On the topic of female infanticide, even though the practice is outlawed, 300,000 to 600,000 female fetuses are aborted every year in India because of the preference for boys, according to a 2011 study by The Lancet. And the discrimination that begins while in the womb continues throughout a girl’s life.
Women’s rights activist and Supreme Court lawyer Kirti Singh says there is a marked difference between how many parents treat their daughters and their sons. She says girls aren’t given the same kind of food, they’re not educated in the same manner, and they’re only raised to become someone’s wife. Sumanjeet, a 25 year old mother, says that when she was pregnant with her baby girl Khushi, relatives would “cry and yell, ‘What are you doing giving birth to a girl? Push her off the roof of the building, kill her! Why are you keeping her?”
When it comes to the blatant sexism that girls face during childhood, Sumanjeet says she sees it all the time. “They send boys to good schools, they give them good food, nice clothes to wear. They treat them well. They say, ‘Oh, it’s my son.’ To the daughter they say, ‘Get the cow dung, sweep the floors. What will you do with an education?”” To counteract the way girls in India are treated, some Indian and foreign nongovernmental organizations are engaging with the male community in an effort to elevate women in society.
For instance, in Bihar state, a village planted mango and lychee trees to celebrate the birth of a girl, with the idea that profit from the fruit would help support the family and discourage the community from marrying off its daughters at young ages. Of course, law alone won’t help to change the way Indian society thinks of girls, but talking about social attitudes, cultural practices can help also but one would have to realize that those don’t change overnight.
America and India are both allies to each other. India and America have military and economic relations. However, violence against women is an epidemic in all countries regardless of relation. In America, in 2008, approximately 500 women were raped every day in the U.S., according a National Crime Victimization Survey.
Domestic violence was highlighted as “an extremely underreported crime.” When reported, it is rarely prosecuted and investigated, and has a low conviction rate. This is a global truism. What America can do is partner up with India, make a new relation, a humanitarian/human rights relation, and start making and funding female friendly facilities like clinics, domestic violence centers, etc. Possible push back from this would be the new government under Trump.

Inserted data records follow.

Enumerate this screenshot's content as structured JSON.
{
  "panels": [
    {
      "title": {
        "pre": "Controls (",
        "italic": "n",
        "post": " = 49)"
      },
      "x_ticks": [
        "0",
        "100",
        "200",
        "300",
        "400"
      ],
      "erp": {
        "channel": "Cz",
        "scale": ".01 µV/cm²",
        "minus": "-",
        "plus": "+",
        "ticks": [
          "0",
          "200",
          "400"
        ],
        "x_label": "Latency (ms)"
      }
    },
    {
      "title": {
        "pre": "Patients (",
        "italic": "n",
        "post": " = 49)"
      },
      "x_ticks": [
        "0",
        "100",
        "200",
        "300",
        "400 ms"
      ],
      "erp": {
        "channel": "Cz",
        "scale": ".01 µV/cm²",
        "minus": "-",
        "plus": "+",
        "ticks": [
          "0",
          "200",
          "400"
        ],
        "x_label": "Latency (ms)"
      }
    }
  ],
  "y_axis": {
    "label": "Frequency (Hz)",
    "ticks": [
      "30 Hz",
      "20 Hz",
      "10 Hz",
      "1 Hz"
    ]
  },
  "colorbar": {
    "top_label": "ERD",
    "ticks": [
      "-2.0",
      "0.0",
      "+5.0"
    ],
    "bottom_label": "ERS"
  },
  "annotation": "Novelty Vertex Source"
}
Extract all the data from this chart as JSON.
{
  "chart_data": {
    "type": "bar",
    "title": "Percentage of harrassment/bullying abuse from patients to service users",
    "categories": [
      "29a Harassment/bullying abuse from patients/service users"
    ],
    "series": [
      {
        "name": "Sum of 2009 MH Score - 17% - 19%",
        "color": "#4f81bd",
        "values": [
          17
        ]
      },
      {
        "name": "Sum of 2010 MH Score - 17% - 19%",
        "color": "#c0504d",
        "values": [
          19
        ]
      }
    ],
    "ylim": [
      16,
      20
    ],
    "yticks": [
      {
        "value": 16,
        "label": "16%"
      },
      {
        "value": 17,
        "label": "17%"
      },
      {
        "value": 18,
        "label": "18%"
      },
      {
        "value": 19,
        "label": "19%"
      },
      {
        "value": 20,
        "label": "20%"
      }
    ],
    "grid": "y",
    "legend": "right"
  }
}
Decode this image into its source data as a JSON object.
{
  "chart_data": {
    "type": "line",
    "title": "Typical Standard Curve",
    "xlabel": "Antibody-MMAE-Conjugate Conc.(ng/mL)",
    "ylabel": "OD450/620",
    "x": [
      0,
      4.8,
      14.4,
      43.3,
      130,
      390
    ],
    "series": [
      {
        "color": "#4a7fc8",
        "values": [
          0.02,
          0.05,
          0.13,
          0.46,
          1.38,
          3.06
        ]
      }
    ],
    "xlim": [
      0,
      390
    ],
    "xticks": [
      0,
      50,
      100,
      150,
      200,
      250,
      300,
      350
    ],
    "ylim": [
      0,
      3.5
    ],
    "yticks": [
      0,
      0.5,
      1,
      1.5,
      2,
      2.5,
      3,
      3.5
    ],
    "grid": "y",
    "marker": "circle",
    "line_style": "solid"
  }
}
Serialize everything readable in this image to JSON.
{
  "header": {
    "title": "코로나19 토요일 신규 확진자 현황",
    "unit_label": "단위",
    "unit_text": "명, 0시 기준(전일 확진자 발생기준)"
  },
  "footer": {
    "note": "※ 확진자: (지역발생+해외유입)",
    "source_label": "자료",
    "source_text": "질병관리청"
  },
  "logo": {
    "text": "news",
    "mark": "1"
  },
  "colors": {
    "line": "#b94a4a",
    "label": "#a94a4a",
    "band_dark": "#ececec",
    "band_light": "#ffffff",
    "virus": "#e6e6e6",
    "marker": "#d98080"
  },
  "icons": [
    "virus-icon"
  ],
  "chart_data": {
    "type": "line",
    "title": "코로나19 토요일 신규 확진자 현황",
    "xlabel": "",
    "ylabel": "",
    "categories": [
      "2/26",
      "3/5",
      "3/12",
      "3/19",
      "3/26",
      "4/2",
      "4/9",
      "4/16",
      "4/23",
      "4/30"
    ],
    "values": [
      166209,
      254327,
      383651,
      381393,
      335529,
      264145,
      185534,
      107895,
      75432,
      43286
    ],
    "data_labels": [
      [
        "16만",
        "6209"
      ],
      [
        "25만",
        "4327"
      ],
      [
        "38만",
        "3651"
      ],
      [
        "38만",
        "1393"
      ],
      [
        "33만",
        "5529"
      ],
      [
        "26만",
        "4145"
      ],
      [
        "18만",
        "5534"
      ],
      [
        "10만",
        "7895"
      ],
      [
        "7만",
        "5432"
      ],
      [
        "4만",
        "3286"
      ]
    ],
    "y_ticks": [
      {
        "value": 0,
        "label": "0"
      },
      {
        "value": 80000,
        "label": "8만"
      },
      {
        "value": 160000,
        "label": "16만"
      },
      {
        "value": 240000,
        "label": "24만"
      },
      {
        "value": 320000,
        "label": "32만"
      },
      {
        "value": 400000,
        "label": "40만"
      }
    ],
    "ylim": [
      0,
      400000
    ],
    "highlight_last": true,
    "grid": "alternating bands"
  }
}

There are challenges that the U.S-India ties face with Trump as president: the isolationist “America First” ideology and foreign policy, which can make Indian leaders doubt that America would be a reliable partner in the future and Trump’s persistence to build a wall, which can greatly diminish the 23 billion trade balance America and India has made together back in 2015.(26)
Another possible pushback would be the Indian leaders disagreeing with the fact that women should be more elevated in their society because it can go up against India’s social customs and cultural practices. This can cause friction due to the long history of how women are traditionally treated in India, dating back to the Vedic period as mentioned earlier.
With that, India can state that America is trying to fully ‘westernize’ them and erase their culture. But if the Indian leaders don’t see any problem with making women more equal in their society and the President loses that isolationist ideology and preserve the 23 billion trade balance, we make the world a better place for women, girls, and for everyone for many generations to come.